The ABCs of the ASVAB

Armed Services Vocational Aptitude Battery (ASVAB) Academy
••• By U.S. Navy photo by Mass Communication Specialist 1st Class Andrew Wiskow [Public domain], via Wikimedia Commons

The Armed Forces Vocational Aptitude Battery (ASVAB) is a series of tests developed by the Department of Defense in the 1960s. The battery has undergone changes over the years, but currently consists of nine individual timed subtests: Word Knowledge (WK), Paragraph Comprehension (PC), Arithmetic Reasoning (AR), Mathematics Knowledge (MK), General Science (GS), Auto & Shop Information (AS), Mechanical Comprehension (MC), Electronics Information (EI), and Assembling Objects (AO).

The military services use the ASVAB to determine your aptitude to complete military training and to determine which military jobs you may qualify for. High school guidance counselors use the ASVAB to help you decide which civilian occupations you may have an aptitude for.

The Army began general testing of draftees during World War I. In order to provide a means of classifying draftees, the Army developed the Army Alpha Test, which consisted of 212 multiple-choice and true/false questions on the following subjects: vocabulary, sentence structure, arithmetic problems, number series, general knowledge, and "common sense."

When it became apparent that many draftees could not read or write, and therefore could not be properly classified using the Army Alpha Test, the army developed the Army Beta Test, which minimized verbal knowledge and used only pictures and diagrams.
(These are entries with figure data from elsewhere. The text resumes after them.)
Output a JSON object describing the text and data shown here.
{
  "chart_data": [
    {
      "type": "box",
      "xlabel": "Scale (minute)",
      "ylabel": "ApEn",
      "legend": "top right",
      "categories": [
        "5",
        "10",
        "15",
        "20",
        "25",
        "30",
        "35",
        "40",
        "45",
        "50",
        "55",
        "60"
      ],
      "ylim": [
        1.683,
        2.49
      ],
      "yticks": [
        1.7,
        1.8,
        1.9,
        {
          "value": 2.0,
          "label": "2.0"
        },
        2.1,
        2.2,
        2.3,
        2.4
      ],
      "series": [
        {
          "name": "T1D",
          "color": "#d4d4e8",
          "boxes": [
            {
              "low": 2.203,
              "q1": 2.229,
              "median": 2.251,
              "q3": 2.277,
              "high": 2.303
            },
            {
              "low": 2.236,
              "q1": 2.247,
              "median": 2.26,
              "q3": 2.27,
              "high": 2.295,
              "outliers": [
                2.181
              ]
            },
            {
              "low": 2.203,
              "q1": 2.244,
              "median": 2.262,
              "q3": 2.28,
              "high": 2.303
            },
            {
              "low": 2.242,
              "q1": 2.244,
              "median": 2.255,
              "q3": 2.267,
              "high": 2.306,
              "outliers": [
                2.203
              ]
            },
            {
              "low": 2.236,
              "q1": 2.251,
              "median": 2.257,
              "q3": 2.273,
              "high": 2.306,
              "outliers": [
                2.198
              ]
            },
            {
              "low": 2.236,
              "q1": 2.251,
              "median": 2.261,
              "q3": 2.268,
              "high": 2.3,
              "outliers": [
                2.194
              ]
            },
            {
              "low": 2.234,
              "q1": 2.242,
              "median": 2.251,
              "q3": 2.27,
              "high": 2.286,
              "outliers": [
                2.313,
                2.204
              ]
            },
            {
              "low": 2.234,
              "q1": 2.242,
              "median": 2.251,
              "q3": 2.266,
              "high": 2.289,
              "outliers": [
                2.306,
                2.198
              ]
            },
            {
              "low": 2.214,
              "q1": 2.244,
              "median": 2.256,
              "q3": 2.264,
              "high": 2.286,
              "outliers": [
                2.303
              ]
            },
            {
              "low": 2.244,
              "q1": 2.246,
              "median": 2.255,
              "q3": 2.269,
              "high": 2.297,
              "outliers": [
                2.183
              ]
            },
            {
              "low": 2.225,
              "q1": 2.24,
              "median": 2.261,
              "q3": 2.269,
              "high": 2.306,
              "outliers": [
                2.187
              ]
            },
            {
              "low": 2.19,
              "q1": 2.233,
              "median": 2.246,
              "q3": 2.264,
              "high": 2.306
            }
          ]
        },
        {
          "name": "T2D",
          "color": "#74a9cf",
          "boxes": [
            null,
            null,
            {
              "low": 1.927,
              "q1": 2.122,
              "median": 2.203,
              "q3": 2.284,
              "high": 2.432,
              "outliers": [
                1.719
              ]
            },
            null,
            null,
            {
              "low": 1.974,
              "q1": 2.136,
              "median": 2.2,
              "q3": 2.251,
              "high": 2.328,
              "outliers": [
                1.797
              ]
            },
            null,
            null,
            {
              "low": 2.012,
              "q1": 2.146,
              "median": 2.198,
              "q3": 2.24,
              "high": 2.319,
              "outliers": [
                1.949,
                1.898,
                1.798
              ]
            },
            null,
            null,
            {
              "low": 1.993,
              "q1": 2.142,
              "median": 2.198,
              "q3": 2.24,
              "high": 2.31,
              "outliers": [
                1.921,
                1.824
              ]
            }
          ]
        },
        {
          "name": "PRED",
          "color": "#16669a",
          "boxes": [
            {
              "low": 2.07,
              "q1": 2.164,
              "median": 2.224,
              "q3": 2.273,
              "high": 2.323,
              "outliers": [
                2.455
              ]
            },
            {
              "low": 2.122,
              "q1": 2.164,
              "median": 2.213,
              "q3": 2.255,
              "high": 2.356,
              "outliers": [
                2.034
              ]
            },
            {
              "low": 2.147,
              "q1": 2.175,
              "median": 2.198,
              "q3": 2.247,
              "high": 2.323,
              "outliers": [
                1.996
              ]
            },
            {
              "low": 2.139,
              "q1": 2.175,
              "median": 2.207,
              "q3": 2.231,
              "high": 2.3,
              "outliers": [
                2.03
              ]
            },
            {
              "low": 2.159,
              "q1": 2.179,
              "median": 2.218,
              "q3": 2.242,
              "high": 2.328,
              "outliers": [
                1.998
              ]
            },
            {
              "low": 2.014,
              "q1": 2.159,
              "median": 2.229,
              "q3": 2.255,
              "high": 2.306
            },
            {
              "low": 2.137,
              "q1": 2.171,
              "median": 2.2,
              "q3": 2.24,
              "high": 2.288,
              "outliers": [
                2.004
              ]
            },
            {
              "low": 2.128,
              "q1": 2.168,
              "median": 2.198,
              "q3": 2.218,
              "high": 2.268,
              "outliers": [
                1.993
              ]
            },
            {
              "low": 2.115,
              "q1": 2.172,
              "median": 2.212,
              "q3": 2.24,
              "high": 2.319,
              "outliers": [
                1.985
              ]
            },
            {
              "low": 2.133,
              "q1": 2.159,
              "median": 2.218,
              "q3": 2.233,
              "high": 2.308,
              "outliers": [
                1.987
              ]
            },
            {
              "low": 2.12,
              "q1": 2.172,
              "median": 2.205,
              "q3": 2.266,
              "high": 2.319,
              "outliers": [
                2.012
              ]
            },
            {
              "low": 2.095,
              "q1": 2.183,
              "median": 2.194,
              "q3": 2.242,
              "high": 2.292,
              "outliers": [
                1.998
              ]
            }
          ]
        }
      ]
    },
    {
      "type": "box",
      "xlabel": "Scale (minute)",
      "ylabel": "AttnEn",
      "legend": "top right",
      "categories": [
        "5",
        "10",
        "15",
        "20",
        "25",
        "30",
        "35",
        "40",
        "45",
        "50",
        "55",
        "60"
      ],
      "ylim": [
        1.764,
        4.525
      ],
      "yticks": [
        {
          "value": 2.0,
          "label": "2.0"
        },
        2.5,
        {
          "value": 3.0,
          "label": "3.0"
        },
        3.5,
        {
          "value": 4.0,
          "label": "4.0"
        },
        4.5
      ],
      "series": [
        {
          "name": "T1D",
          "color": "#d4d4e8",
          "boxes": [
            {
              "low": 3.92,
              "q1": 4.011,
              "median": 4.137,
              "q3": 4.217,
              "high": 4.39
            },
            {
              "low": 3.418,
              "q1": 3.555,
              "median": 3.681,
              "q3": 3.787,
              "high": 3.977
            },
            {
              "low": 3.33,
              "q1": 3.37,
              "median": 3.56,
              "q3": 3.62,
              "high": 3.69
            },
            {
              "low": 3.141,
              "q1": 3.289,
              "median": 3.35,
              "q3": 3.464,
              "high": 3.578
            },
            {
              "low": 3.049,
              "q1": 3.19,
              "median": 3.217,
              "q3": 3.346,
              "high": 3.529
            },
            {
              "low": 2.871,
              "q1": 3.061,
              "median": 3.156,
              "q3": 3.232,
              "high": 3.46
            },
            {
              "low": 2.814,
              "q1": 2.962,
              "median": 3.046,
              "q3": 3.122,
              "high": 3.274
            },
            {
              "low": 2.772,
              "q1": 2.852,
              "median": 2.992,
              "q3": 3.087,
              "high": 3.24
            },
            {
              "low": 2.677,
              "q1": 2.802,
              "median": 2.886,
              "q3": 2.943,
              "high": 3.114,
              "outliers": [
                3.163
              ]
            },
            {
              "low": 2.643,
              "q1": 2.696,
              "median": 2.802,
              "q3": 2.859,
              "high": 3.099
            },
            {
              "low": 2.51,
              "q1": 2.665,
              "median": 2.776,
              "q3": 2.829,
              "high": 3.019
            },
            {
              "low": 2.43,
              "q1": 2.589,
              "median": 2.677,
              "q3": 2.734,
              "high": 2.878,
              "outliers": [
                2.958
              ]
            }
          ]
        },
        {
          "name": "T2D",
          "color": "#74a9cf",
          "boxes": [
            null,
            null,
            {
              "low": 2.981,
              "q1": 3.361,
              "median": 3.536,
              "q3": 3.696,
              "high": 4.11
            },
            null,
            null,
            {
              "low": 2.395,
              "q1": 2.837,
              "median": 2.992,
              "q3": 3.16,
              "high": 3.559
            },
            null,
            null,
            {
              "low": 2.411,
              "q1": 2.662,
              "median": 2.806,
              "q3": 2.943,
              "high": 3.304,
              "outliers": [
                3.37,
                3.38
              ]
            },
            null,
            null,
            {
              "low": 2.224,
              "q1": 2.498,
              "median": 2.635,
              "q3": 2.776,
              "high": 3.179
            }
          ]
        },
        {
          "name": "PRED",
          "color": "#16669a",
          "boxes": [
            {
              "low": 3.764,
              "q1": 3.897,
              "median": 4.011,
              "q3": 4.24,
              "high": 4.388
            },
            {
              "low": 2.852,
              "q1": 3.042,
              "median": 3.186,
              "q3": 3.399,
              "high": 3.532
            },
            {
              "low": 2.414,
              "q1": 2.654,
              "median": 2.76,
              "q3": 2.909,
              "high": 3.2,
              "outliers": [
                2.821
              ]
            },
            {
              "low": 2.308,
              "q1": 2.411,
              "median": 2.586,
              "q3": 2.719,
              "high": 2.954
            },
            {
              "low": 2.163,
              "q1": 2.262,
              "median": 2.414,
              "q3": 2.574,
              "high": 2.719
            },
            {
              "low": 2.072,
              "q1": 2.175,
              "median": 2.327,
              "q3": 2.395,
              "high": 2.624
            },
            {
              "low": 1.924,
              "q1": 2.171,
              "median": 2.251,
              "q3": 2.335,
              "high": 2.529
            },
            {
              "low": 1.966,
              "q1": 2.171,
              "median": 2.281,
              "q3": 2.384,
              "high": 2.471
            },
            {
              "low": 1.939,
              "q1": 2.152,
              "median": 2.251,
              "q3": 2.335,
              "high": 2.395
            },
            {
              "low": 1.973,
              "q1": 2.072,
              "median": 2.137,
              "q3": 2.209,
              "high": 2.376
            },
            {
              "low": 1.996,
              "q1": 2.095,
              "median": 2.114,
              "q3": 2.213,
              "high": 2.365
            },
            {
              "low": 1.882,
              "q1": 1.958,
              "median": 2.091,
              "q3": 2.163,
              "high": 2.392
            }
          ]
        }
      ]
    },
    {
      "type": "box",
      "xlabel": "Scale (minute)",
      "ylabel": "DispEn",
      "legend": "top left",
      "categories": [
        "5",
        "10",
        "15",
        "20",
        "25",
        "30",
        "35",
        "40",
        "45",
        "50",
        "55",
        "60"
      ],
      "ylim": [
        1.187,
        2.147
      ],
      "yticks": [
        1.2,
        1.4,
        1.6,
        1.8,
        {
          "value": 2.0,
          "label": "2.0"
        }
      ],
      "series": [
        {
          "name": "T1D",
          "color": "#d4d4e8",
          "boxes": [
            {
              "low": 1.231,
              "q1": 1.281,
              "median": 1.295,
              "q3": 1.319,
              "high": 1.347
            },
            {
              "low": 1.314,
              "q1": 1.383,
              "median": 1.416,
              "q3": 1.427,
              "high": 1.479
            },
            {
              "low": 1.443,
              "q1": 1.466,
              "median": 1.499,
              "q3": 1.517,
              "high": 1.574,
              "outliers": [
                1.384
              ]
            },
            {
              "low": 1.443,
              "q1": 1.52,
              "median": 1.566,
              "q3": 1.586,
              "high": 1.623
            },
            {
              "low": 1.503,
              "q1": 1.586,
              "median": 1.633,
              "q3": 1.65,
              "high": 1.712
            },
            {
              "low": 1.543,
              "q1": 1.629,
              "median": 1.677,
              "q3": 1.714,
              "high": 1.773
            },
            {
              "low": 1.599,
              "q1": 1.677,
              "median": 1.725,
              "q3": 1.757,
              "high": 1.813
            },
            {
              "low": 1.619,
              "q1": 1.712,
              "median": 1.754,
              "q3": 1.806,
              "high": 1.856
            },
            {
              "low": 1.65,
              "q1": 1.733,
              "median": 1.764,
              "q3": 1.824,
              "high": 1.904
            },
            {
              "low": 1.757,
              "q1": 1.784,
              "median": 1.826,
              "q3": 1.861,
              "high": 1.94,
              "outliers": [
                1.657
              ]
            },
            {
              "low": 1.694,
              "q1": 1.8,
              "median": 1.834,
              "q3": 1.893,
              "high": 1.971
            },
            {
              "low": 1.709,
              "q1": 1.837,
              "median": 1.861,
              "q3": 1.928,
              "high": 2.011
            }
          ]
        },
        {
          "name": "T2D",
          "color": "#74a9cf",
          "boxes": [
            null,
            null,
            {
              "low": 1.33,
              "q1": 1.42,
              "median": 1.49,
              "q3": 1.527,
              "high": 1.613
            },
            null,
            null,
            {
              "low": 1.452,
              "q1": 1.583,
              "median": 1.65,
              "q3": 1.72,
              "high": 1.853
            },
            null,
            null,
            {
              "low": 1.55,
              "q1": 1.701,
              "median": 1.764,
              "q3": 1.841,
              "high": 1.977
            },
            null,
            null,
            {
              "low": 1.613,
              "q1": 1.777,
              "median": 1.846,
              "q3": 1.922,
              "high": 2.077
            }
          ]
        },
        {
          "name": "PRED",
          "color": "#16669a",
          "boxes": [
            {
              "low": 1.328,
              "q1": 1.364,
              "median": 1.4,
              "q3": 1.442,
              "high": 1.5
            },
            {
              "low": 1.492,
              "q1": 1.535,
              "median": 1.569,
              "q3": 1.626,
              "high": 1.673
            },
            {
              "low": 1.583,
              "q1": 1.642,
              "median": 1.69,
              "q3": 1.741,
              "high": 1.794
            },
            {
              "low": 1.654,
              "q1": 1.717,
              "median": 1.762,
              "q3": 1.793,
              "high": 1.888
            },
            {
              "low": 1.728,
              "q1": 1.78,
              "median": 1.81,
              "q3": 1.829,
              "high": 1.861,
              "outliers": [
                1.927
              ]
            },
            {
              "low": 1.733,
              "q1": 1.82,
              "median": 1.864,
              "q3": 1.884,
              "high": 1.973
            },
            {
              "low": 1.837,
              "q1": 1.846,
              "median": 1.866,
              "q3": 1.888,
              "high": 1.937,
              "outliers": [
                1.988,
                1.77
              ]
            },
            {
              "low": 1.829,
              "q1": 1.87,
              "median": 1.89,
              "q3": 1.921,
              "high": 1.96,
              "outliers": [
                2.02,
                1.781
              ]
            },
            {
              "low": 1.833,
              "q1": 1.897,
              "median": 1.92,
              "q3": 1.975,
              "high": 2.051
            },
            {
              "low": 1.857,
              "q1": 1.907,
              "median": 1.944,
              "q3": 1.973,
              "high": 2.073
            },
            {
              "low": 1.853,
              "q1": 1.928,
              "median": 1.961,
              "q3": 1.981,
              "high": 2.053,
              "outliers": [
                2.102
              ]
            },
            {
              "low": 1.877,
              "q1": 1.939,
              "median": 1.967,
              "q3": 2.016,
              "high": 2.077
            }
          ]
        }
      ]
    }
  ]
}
During World War II, the Army replaced the Alpha & Beta Tests with the Army General Classification Test. This test consisted of 150 questions on the following topics: vocabulary, arithmetic problems, and block counting. More than 9 million recruits took this test during World War II. Interestingly, the tests showed that only 63 percent could read/write above a third-grade level.

During this time, a completely separate aptitude test was being administered by the Navy (The Air Force was still part of the Army).

When Congress passed the Selective Service Act in 1948, they mandated that the Department of Defense develop a uniform screening test to be used by all of the services. In response, DOD developed the Armed Forces Qualification Test (AFQT). The test consisted of 100 multiple-choice questions in the following subjects: vocabulary, arithmetic, spatial relations, and mechanical ability. This test was given to recruits from 1950 to the mid-1970s. The separate tests were used to form a composite AFQT score, and each service was allowed to set their own minimum score standards.

In the 1960s, DOD decided to develop a standardized military selection & classification test and administer it throughout U.S. High schools. ASVAB tests were first used in high schools in 1968, but it wasn't used for military recruiting until a few years later. In 1973, the draft ended and the nation entered the contemporary period in which all military recruits are volunteers. Three years later, in 1976, the Armed Services Vocational Aptitude Battery (ASVAB) was introduced as the official mental testing battery used by all services.

In December 2002, DOD removed two subtests from the ASVAB and included one new test. Removed were Numerical Operations (NO) and Coding Speed (CS). Added was a new test called " Assembling Objects."